Massive and highly hybrid systems are hierarchical and heterogeneous in nature. To match such an architecture one needs a task-based scheduler for multi-level parallelism—essentially a hierarchy of schedulers with different scopes. This includes exploring the support required of a runtime system to execute adaptive applications with scalefree tasking, as well as to balance the load in the presence of non-deterministic performance variations. WP6 will develop a sustainable set of tools, methods, and software solutions that will be critical to the underlying algorithms and software for linear algebra developed in WP2–4. These tools, methods, and software will be immune to the rapid developments in the hardware landscape and the software stack, and will fit well in the HPC software ecosystem by responding to the needs of bandwidth-bound applications.
We structure the work in this work package in three tasks:
- Scheduling and Runtime Systems
Task-graph-based multi-level scheduler for multi-level parallelism.

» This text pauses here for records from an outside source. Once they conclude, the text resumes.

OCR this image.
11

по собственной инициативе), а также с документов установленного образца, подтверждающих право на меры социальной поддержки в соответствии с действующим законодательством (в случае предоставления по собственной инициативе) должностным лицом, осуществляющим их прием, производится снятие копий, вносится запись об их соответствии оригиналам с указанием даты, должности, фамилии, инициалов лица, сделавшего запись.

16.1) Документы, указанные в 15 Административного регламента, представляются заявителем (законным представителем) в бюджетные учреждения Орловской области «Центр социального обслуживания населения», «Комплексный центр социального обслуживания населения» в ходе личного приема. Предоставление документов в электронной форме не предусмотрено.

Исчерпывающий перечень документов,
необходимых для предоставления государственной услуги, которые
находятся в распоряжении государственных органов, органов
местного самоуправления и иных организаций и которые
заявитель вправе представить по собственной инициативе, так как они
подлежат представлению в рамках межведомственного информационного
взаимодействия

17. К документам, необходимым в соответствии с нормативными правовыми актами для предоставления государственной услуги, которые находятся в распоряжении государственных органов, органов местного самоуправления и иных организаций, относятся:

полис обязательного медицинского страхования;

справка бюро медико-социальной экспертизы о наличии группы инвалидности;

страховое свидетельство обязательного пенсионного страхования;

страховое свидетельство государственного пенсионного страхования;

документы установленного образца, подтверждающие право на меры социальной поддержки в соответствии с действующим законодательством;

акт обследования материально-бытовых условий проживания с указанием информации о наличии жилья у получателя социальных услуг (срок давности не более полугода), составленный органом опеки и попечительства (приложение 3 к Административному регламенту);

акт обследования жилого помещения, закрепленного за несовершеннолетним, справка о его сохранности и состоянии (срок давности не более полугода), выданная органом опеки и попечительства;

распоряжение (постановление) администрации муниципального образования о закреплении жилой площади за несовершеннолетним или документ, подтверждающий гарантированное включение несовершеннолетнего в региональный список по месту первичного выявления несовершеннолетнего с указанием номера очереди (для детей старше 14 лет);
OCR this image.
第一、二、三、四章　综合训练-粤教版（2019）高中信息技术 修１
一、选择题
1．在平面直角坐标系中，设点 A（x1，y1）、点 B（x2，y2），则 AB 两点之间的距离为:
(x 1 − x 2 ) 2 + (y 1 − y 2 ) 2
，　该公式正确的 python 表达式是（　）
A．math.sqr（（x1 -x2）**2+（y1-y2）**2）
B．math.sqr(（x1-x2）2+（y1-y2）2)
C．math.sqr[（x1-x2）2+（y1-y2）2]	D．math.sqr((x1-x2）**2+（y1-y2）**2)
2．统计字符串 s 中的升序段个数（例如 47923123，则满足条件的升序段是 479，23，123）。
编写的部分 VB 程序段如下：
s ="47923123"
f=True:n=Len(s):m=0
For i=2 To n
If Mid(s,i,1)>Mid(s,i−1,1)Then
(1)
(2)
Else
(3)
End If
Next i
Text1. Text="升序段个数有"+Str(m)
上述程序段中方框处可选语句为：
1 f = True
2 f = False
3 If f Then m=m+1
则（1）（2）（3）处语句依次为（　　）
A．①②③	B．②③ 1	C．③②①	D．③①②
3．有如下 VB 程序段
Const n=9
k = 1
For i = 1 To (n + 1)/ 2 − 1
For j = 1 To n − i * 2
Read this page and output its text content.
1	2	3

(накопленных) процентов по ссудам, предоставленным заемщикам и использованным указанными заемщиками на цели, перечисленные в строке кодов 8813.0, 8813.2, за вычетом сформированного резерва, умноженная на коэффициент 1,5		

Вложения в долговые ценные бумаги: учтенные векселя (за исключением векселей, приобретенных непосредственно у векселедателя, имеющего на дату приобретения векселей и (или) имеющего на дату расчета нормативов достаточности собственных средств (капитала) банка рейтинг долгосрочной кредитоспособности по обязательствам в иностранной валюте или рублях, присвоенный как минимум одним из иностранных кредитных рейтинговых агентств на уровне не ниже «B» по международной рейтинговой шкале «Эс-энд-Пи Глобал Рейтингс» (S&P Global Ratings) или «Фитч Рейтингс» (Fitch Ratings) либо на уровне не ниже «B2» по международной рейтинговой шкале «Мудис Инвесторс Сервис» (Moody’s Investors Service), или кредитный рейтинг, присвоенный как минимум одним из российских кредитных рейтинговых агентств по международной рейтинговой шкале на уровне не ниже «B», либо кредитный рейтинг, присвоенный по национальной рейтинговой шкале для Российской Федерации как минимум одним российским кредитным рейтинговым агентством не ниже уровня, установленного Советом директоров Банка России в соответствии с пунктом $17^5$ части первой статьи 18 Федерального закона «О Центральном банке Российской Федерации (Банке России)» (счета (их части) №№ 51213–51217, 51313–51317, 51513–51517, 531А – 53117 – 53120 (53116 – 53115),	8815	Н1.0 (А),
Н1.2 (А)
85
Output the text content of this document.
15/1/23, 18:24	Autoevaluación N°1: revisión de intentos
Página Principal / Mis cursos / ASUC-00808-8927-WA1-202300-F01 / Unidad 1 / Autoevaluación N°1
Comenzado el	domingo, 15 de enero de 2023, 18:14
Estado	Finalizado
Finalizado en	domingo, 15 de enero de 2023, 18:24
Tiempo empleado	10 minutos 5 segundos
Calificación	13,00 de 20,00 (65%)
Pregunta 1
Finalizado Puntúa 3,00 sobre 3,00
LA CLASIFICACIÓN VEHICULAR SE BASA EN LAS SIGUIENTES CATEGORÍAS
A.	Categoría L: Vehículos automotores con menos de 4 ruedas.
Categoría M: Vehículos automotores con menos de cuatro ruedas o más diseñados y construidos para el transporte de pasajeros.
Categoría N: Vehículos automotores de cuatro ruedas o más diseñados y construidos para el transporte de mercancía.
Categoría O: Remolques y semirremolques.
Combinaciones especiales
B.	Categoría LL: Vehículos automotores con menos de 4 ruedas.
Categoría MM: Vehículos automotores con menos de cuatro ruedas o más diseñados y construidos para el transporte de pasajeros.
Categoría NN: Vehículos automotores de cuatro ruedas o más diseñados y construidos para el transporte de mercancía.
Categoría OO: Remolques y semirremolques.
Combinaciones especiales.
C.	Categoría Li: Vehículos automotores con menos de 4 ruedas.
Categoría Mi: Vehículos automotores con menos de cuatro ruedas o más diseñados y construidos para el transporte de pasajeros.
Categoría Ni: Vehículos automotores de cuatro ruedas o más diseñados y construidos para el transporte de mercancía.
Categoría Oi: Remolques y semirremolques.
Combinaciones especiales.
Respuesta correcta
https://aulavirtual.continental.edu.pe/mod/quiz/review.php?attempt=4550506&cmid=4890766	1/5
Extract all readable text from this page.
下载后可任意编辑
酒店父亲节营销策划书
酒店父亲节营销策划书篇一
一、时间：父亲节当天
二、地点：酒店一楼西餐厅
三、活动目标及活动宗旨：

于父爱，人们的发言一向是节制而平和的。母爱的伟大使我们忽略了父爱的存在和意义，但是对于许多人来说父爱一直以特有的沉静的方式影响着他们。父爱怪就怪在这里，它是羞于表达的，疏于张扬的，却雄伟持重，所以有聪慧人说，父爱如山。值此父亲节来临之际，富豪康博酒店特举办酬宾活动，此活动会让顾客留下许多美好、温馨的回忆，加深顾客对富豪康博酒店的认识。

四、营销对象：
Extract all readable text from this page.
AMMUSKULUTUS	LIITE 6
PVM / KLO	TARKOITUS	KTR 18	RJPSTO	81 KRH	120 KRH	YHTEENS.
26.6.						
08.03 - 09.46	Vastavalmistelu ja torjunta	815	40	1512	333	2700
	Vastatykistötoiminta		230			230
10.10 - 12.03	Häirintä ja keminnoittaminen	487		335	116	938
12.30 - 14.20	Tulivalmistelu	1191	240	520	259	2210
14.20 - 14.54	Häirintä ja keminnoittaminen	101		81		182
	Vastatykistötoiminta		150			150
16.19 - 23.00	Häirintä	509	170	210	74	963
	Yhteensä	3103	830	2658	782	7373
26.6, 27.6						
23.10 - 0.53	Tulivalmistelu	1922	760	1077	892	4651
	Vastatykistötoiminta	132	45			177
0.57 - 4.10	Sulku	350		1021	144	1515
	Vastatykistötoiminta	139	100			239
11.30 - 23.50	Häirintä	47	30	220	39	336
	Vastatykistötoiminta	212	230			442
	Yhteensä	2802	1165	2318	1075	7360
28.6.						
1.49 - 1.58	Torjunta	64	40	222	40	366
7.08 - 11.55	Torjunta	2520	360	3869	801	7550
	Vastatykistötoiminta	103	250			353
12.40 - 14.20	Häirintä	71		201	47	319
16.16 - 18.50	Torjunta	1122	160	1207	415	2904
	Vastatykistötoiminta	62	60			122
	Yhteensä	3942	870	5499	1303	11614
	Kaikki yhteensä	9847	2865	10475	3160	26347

Investigate user-guided schedulers: application-dependent balance between locality, concurrency, and scheduling overhead. Run-time system based on parallelizing critical tasks. Address the thread-to-core mapping problem
- Auto-Tuning
Off-line: tuning of critical numerical kernels across hybrid systems. Run-time: use feedback during and/or between executions on similar problems to tune in later stages of the algorithm.
- Algorithm-Based Fault Tolerance
Explore new NLA methods of resilence and develop algorithms with these capabilities.